Billionaire investor and entrepreneur Elon Musk has settled an outstanding case with the Securities and Exchange Commission. The enforcement action was in regard to Musk’s takeover of Twitter, now called X.
The allegation was that Musk delayed his disclosure of his purchases of Twitter shares, thereby violating notice rules.
According to multiple reports, the agreement carries a $1.5 million penalty.
According to reports, Musk passed the 5% holding hurdle of the then-public firm on March 14, 2022. The deadline for notifying the holders was March 24th, ten days later, but Musk did not file by that date.
Musk eventually filed the necessary form on April 4th, 2022, potentially saving many millions of dollars, as Twitter’s shares would have risen in value once Musk disclosed his interest in purchasing shares in the firm. On April 4th, 2022, shares of Twitter popped by 27%.
Musk was sued by the SEC in January 2025 for violating established rules.
Musk eventually purchased Twitter and took it private for $44 billion, or $54.20 per share in cash.

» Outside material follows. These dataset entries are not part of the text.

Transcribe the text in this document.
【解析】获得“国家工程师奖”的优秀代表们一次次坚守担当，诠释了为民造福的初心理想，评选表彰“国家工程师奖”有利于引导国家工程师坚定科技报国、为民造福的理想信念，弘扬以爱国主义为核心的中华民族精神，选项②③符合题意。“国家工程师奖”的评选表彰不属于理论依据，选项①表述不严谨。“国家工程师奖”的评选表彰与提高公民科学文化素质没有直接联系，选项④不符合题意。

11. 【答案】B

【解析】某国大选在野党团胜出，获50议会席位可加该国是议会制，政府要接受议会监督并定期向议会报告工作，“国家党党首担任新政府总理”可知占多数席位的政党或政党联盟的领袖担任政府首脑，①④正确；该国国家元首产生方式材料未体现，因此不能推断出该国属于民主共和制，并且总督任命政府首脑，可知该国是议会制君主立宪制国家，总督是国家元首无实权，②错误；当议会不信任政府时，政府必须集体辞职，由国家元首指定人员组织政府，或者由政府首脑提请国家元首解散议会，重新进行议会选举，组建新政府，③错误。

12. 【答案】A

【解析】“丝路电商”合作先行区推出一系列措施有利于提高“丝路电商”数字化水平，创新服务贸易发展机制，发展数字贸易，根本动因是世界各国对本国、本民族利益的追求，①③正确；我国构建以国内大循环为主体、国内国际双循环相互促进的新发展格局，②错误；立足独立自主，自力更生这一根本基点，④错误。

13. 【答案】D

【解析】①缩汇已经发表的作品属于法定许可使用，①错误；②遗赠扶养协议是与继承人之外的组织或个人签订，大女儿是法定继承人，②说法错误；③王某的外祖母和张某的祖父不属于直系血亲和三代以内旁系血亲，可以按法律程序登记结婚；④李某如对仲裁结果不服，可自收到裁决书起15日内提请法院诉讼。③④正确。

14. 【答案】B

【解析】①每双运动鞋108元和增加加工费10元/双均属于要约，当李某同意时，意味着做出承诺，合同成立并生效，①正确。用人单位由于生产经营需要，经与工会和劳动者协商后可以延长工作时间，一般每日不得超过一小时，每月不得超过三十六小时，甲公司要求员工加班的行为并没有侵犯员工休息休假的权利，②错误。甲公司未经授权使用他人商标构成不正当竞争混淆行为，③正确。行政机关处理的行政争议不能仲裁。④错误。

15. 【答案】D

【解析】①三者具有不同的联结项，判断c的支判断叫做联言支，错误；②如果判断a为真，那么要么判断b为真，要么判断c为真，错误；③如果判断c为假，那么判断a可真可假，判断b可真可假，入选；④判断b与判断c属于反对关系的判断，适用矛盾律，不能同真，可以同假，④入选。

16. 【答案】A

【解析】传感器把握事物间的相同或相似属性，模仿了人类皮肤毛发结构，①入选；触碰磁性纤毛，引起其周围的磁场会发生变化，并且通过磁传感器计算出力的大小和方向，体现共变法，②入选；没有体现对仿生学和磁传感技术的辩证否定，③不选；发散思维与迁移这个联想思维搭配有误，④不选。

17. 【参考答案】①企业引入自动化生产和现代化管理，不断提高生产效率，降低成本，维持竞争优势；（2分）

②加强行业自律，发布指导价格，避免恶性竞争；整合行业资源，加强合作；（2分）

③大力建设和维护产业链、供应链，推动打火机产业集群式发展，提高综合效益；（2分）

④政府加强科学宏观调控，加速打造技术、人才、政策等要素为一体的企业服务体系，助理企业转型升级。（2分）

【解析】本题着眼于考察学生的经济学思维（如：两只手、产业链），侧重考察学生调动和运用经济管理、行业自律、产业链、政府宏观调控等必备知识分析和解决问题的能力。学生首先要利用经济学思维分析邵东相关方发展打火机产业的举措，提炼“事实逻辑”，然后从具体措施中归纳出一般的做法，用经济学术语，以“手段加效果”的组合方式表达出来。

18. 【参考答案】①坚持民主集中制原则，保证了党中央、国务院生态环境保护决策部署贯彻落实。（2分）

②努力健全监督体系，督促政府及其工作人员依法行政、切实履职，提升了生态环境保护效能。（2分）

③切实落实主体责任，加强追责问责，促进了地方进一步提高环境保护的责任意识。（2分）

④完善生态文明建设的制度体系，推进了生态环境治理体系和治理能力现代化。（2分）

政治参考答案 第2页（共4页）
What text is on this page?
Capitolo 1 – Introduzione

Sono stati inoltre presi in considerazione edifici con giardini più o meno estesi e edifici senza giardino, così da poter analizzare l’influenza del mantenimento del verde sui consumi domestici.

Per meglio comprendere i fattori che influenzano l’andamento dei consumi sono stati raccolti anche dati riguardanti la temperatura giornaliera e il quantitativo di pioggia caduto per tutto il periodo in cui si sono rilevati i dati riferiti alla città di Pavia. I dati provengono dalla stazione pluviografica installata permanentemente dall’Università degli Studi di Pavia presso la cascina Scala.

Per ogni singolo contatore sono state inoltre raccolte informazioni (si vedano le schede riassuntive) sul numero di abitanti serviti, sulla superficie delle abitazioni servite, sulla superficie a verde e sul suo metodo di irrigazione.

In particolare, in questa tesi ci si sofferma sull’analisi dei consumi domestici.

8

Before the deal was revealed, Twitter was valued at around $41 billion.
xAI acquired X for $33 billion in equity in March 2025. The combined firm is far different today than it was when Musk purchased it, a move described as saving free speech due to the extreme bias by top management at Twitter.
The $1.5 million is a pittance for Musk, who is the wealthiest person on the planet.
At the same time, it is believed that X has yet to cross the profitability threshold.